La belle époque
On n'avait pas vu film français si ambitieux et si abouti depuis un moment. À commencer par son scénario, tout droit sorti de l'imagination de Nicolas Bedos qui, à travers le délitement de la vie d'un couple de sexagénaires (Daniel Auteuil, Fanny Ardant, évidemment excellents), remonte le temps jusqu'au jour de leur rencontre, la « belle époque », celle où la technologie n'avait pas encore envahi nos vies ‑et surtout celle de Victor, ce dessinateur à l'ancienne qui ne trouve plus l'inspiration‑, celle où il ne sortait pas encore par les narines de sa femme, splendeur jamais fanée qui ne demande encore qu'à briller, celle où les rencontres de bistro faisaient tout le sel de votre journée. Un temps qui n'existe plus mais reste enfoui dans les souvenirs.
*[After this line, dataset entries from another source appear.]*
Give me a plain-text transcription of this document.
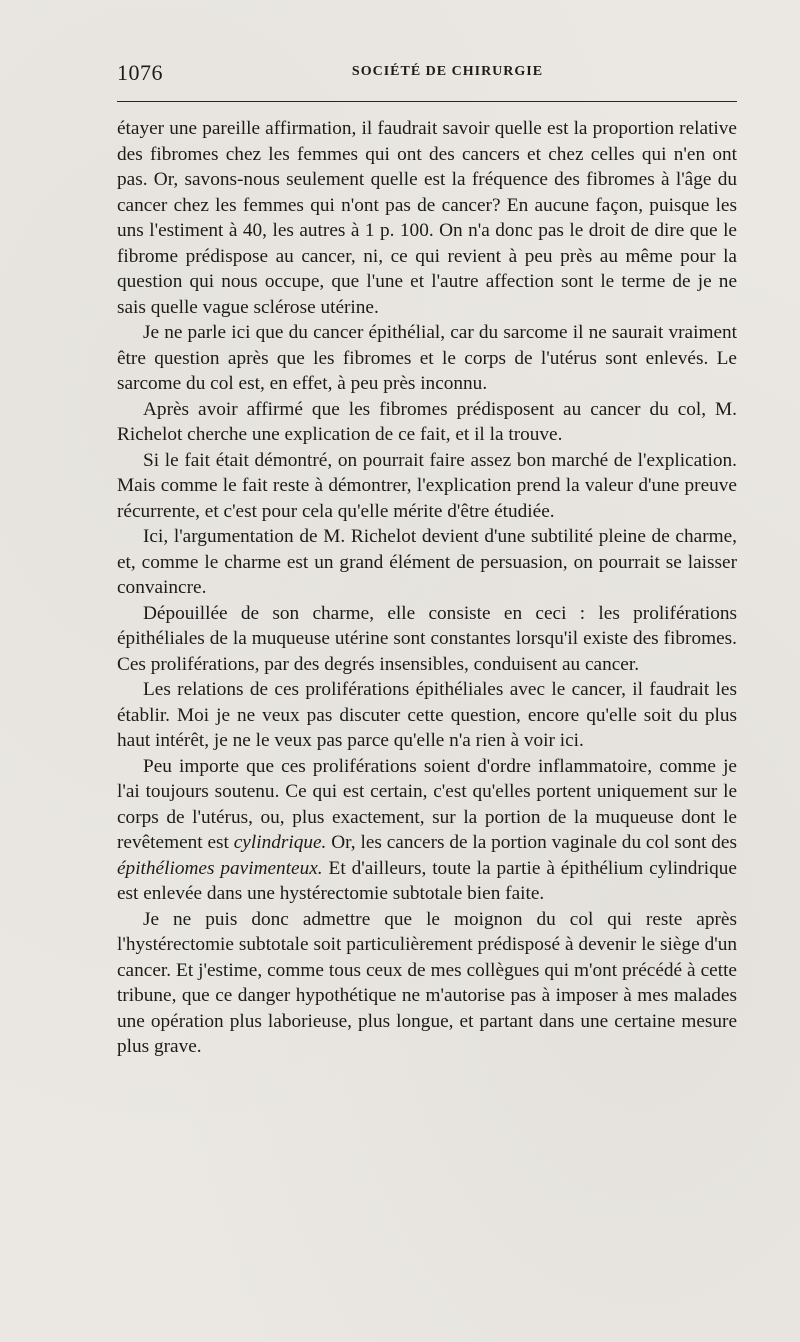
1076	SOCIÉTÉ DE CHIRURGIE

étayer une pareille affirmation, il faudrait savoir quelle est la proportion relative des fibromes chez les femmes qui ont des cancers et chez celles qui n'en ont pas. Or, savons-nous seulement quelle est la fréquence des fibromes à l'âge du cancer chez les femmes qui n'ont pas de cancer? En aucune façon, puisque les uns l'estiment à 40, les autres à 1 p. 100. On n'a donc pas le droit de dire que le fibrome prédispose au cancer, ni, ce qui revient à peu près au même pour la question qui nous occupe, que l'une et l'autre affection sont le terme de je ne sais quelle vague sclérose utérine.

Je ne parle ici que du cancer épithélial, car du sarcome il ne saurait vraiment être question après que les fibromes et le corps de l'utérus sont enlevés. Le sarcome du col est, en effet, à peu près inconnu.

Après avoir affirmé que les fibromes prédisposent au cancer du col, M. Richelot cherche une explication de ce fait, et il la trouve.

Si le fait était démontré, on pourrait faire assez bon marché de l'explication. Mais comme le fait reste à démontrer, l'explication prend la valeur d'une preuve récurrente, et c'est pour cela qu'elle mérite d'être étudiée.

Ici, l'argumentation de M. Richelot devient d'une subtilité pleine de charme, et, comme le charme est un grand élément de persuasion, on pourrait se laisser convaincre.

Dépouillée de son charme, elle consiste en ceci : les proliférations épithéliales de la muqueuse utérine sont constantes lorsqu'il existe des fibromes. Ces proliférations, par des degrés insensibles, conduisent au cancer.

Les relations de ces proliférations épithéliales avec le cancer, il faudrait les établir. Moi je ne veux pas discuter cette question, encore qu'elle soit du plus haut intérêt, je ne le veux pas parce qu'elle n'a rien à voir ici.

Peu importe que ces proliférations soient d'ordre inflammatoire, comme je l'ai toujours soutenu. Ce qui est certain, c'est qu'elles portent uniquement sur le corps de l'utérus, ou, plus exactement, sur la portion de la muqueuse dont le revêtement est cylindrique. Or, les cancers de la portion vaginale du col sont des épithéliomes pavimenteux. Et d'ailleurs, toute la partie à épithélium cylindrique est enlevée dans une hystérectomie subtotale bien faite.

Je ne puis donc admettre que le moignon du col qui reste après l'hystérectomie subtotale soit particulièrement prédisposé à devenir le siège d'un cancer. Et j'estime, comme tous ceux de mes collègues qui m'ont précédé à cette tribune, que ce danger hypothétique ne m'autorise pas à imposer à mes malades une opération plus laborieuse, plus longue, et partant dans une certaine mesure plus grave.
Comment y retourner ? Comment montrer ce temps révolu sans l'aide de flashback (bien trop simple pour Bedos) ? Comment montrer le passé sans avoir recours ni aux effets spéciaux ni au De‑Aging (principe utilisé par Scorsese par exemple pour rajeunir ses acteurs, voir The Irishman) ? Il fallait toute la fantaisie et l'inventivité de Bedos‑fils pour y parvenir, avec une idée a priori simple mais osée : la reconstitution historique mâtinée d'artifices de théâtre pour revivre sur commande une période rêvée de son passé. C'est ainsi que Victor (Auteuil), 60 ans, se retrouve propulsé dans le décor de sa jeunesse, alors qu'il allait rencontrer celle qui deviendra sa femme (Ardant). Une pièce de théâtre fictionnelle écrite dans les moindres détails à l'intérieur même du film, dont le premier rôle féminin revient à Doria Tillier (parfaite elle aussi), celle sur laquelle repose tout le principe d'immersion et compagne du brillant entrepreneur (Guillaume Canet) à l'origine de ce concept novateur, dirigeant son staff de comédiens, ses décorateurs et son équipe technique comme un Fellini en plein tournage.
Tout en douceur et subtiles métaphores, Bedos sonde à la fois le rapport entre un cinéaste et ses actrices (le couple Canet/Tillier), mélange avec malice réalité et fiction sur une unique temporalité, mais montre aussi et surtout une histoire d'amour sous un angle inédit, inventif et ingénieux. En un mot, brillant.